Humans do not fear black and white so much as they fear shades of grey. Take sexual orientation for example. Much of western society is starting to come on board for what is broadly termed as ‘gay rights’. Gay and straight are becoming more and more accepted as viable options for one’s sexual orientation. However, what of the bisexual? Bisexuals are still rendered invisible or untrustworthy by the homosexual community and are considered a fetish by many in the heterosexual ‘community’. Many homosexuals are fine with other homosexual or straight people, but the bisexual is merely a ‘closeted’ homosexual or a person that greedily soaks up heterosexual privilege to them. This degrading view has dwindled somewhat since the height of second-wave feminism in the 80s and early 90s but I still run into these stereotypes. I should know, I am bisexual and I used to work for an organization heavily involved in LGBT issues. It isn’t that homosexuals or heterosexuals are unable to comprehend the bisexual, it is just that they are disgusted (or interested) by the possibility that a continuum of sexual orientation exists and that it is not binary.

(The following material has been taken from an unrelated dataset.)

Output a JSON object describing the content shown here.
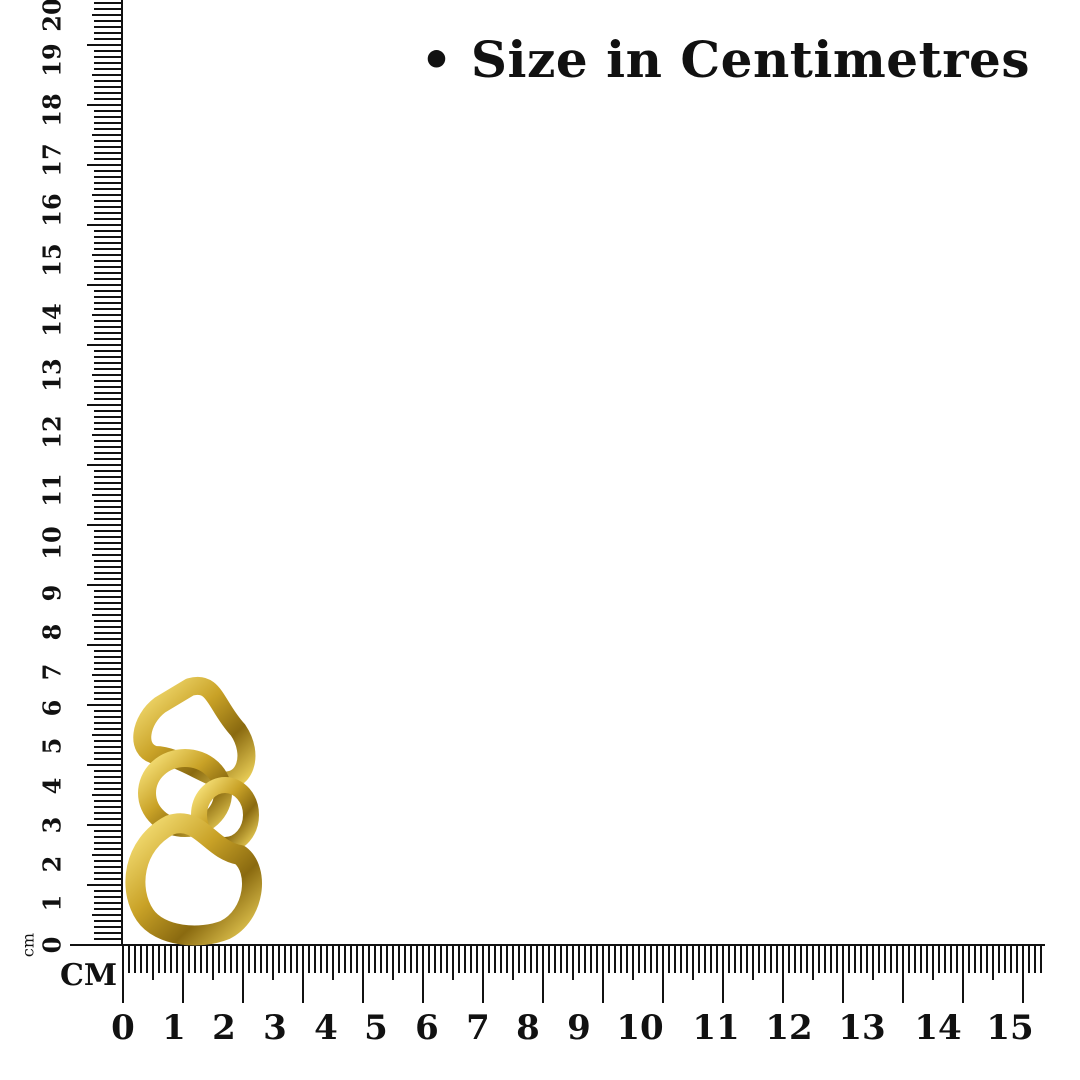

The same can be said of gender and I won’t belabor that point. As a transgenderist, I am abhorred by both male and female as I seem to blur the lines between the two. Bring up the newer understanding that gender is a continuum and people start bleeding out of their eye sockets. Even sex is not binary due to the presence of intersexed conditions. Binaries are so much easier to understand, so much easier to insert an ‘us vs. them’ mentality into. Ironically, just as the poles of the binary can be used to create such a mentality, the poles themselves can unite against those that prove the binary wrong.
For the amoral, or “fluid morality”, psychopath, this blurring takes on a whole different meaning – one that is often disturbing for the non-psychopath. People often think in terms of good and evil, believing that a person is one or the other, but not both. This is interesting considering how growing up that we are taught that all possess good, they may just need to find it and that once they do, they can take a path toward being a truly good person.
For amoral psychopaths like yours truly, good and evil do not consciously enter the picture. We do “good” when it serves us and we do “evil” when it serves us. There is almost always some other angle involved. For instance, I tip very generously at a restaurant I frequent and am good friends with the employees. I don’t do this to be a ‘good’ person. I do this to ensure that I am one of their favorite patrons and that I will always have a more than friendly place to call home on a rough day when I just need to get out. One day long ago, I was involved in an auto accident and just left. For me it was not worth it to stick around and risk financial repercussions. I believed the risk that the other party would call the police was low since there was such minor damage (to my eye) so in the moment ‘evil’ made much more sense for my well-being.
The idea that a single person could do good one day and evil that very same day is boggling to most. But morality, like many other things, is also a continuum. I happen to fall in the middle, truly inclined to do neither good nor bad on a consistent basis. The truth is that there is rarely black and white, but rather a greyscale. Be it sexual orientation, gender, morality, or any number of other characteristics, humans must accept the fact that it is not required that everyone fall perfectly on the end points of the interval. The fact is that one must open their eyes to the uncomfortable fact that someone could give them a free meal one day and stab them in the back the next. Humans understand black and white and they need to be less afraid of the grey, for it is all around.